The truncate token filter can be used to truncate tokens into a specific length.
This can come in handy with keyword (single token) based mapped fields that are used for sorting in order to reduce memory usage.

The truncate token filter, as any token filter, is supposed to be part of an analyzer, right?
Does it mean that keyword mapped fields are being analyzed as well?
If so, where do I set an analyzer? The keyword mapping only allows search_analyzer to be set...

Please, explain how the internals look like?
Are there inverted indexes being created for each field marked as indexed (index=true) in the mapping, indeed?
What's the type of the entries of the inverted index if this is a DATE or any-NUMBER field that has been indexed?

Thanks in advance,
Kasia


(Colin Goodheart-Smithe) #2

keyword fields in 5.0 are effectively analyzed using the keyword analyzer which takes the value of the field and create a single token for the index whose text is the value of the field. At the moment, this behavbiour cannot be changed, but we do have an issue for adding the ability to set a "normaliser" to keyword fields to allow some customisation on how the token is created (such as lowercasing the value). The limitation is that the "normaliser" should always result in a single token for a given field value. the issue is here: https://github.com/elastic/elasticsearch/pull/21919

The part of the documentation is admittedly confusing since it is mixing the keyword analyzer (which can be used on text fields) with keyword field types on which you can't specify an analyzer. I have opened https://github.com/elastic/elasticsearch/issues/22650 to correct the wording here


(Kasia) #3

Hi Collin,
Thank's for your explanation.
If I understood well, you'e using keyword analyzer for keyword fields internally, but the keyword analyzer itself cannot be configured, right? To add a normalizer, I would need to configure a customized analyzer using a keyword tokenizer and some normalizing token filters... and in such a case an "analyzer" parameter would have to be enabled for the keyword fields and this is what you are working on, right?

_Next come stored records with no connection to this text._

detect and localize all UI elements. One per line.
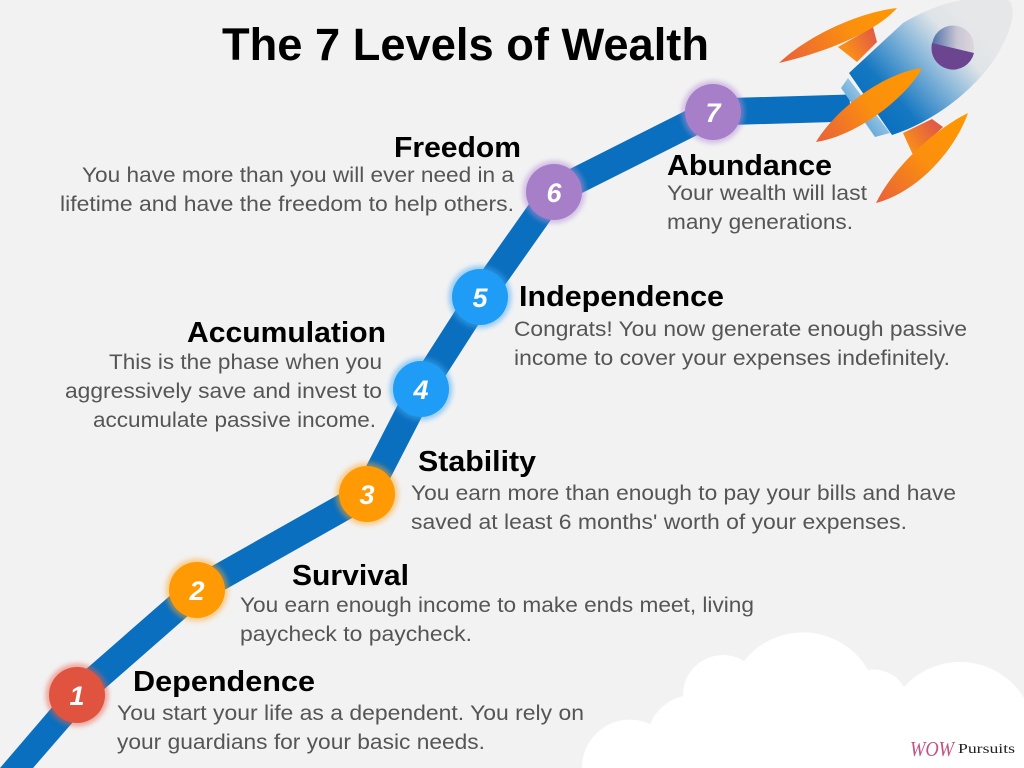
text: Survival: You earn enough income to make ends meet, living — [240, 593, 754, 617]
text: Survival — [240, 560, 754, 646]
text: Abundance: Your wealth will last — [667, 181, 867, 205]
level 6 marker: 6 — [546, 178, 562, 208]
text: Independence — [514, 281, 967, 370]
level 7 marker — [682, 80, 744, 144]
logo: WOW Pursuits — [910, 737, 1015, 761]
level 3 marker: 3 — [359, 480, 375, 510]
text: Freedom: Freedom — [394, 132, 521, 164]
level 5 marker: 5 — [472, 283, 488, 313]
text: Abundance: Abundance — [667, 150, 832, 182]
text: Stability: saved at least 6 months' worth of your expenses. — [411, 510, 907, 534]
level 3 marker — [336, 462, 398, 526]
text: Abundance: many generations. — [667, 210, 853, 234]
text: Accumulation: Accumulation — [187, 317, 386, 349]
text: Survival: paycheck to paycheck. — [240, 622, 472, 646]
text: Dependence: You start your life as a dependent. You rely on — [117, 701, 584, 725]
text: Freedom — [60, 132, 521, 216]
level 4 marker — [390, 358, 452, 420]
text: Accumulation: aggressively save and invest to — [65, 379, 382, 403]
text: Abundance — [667, 150, 867, 234]
cloud — [582, 632, 1024, 768]
title: The 7 Levels of Wealth — [222, 19, 709, 70]
logo: WOW Pursuits: WOW — [910, 737, 956, 761]
text: Stability: Stability — [418, 446, 536, 478]
level 2 marker — [166, 558, 228, 622]
text: Dependence — [117, 666, 584, 754]
text: Accumulation — [65, 317, 386, 432]
level 1 marker — [46, 664, 108, 726]
growth path — [0, 108, 850, 768]
text: Survival: Survival — [292, 560, 409, 592]
rocket icon — [779, 0, 1013, 203]
text: Independence: Independence — [519, 281, 724, 313]
level 1 marker: 1 — [69, 681, 85, 711]
level 7 marker: 7 — [705, 98, 722, 128]
text: Independence: Congrats! You now generate enough passive — [514, 317, 967, 341]
level 5 marker — [448, 266, 512, 328]
text: Accumulation: accumulate passive income. — [93, 408, 376, 432]
level 6 marker — [522, 160, 586, 224]
level 4 marker: 4 — [412, 375, 429, 405]
text: Dependence: your guardians for your basic needs. — [117, 730, 485, 754]
text: Stability — [411, 446, 956, 534]
level 2 marker: 2 — [188, 576, 205, 606]
text: Stability: You earn more than enough to pay your bills and have — [411, 481, 956, 505]
text: Freedom: You have more than you will ever need in a — [82, 163, 514, 187]
text: Accumulation: This is the phase when you — [109, 350, 382, 374]
text: Independence: income to cover your expenses indefinitely. — [514, 346, 950, 370]
text: Dependence: Dependence — [133, 666, 315, 698]
logo: WOW Pursuits: Pursuits — [958, 742, 1015, 757]
text: Freedom: lifetime and have the freedom to help others. — [60, 192, 514, 216]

Nonetheless, I still don't get the example of when the truncate token filter could be useful.
The documentation mentions sorting, but... shouldn't I rather use the doc_values if I were to sort on a keyword field? Or maybe you mean, that if I persist for some reason in sorting on a text field, truncating tokens would be helpful (but harmfull, I suppose, for the search case...), don't you?

Best regards,
Kasia


(system) #4

This topic was automatically closed 28 days after the last reply. New replies are no longer allowed.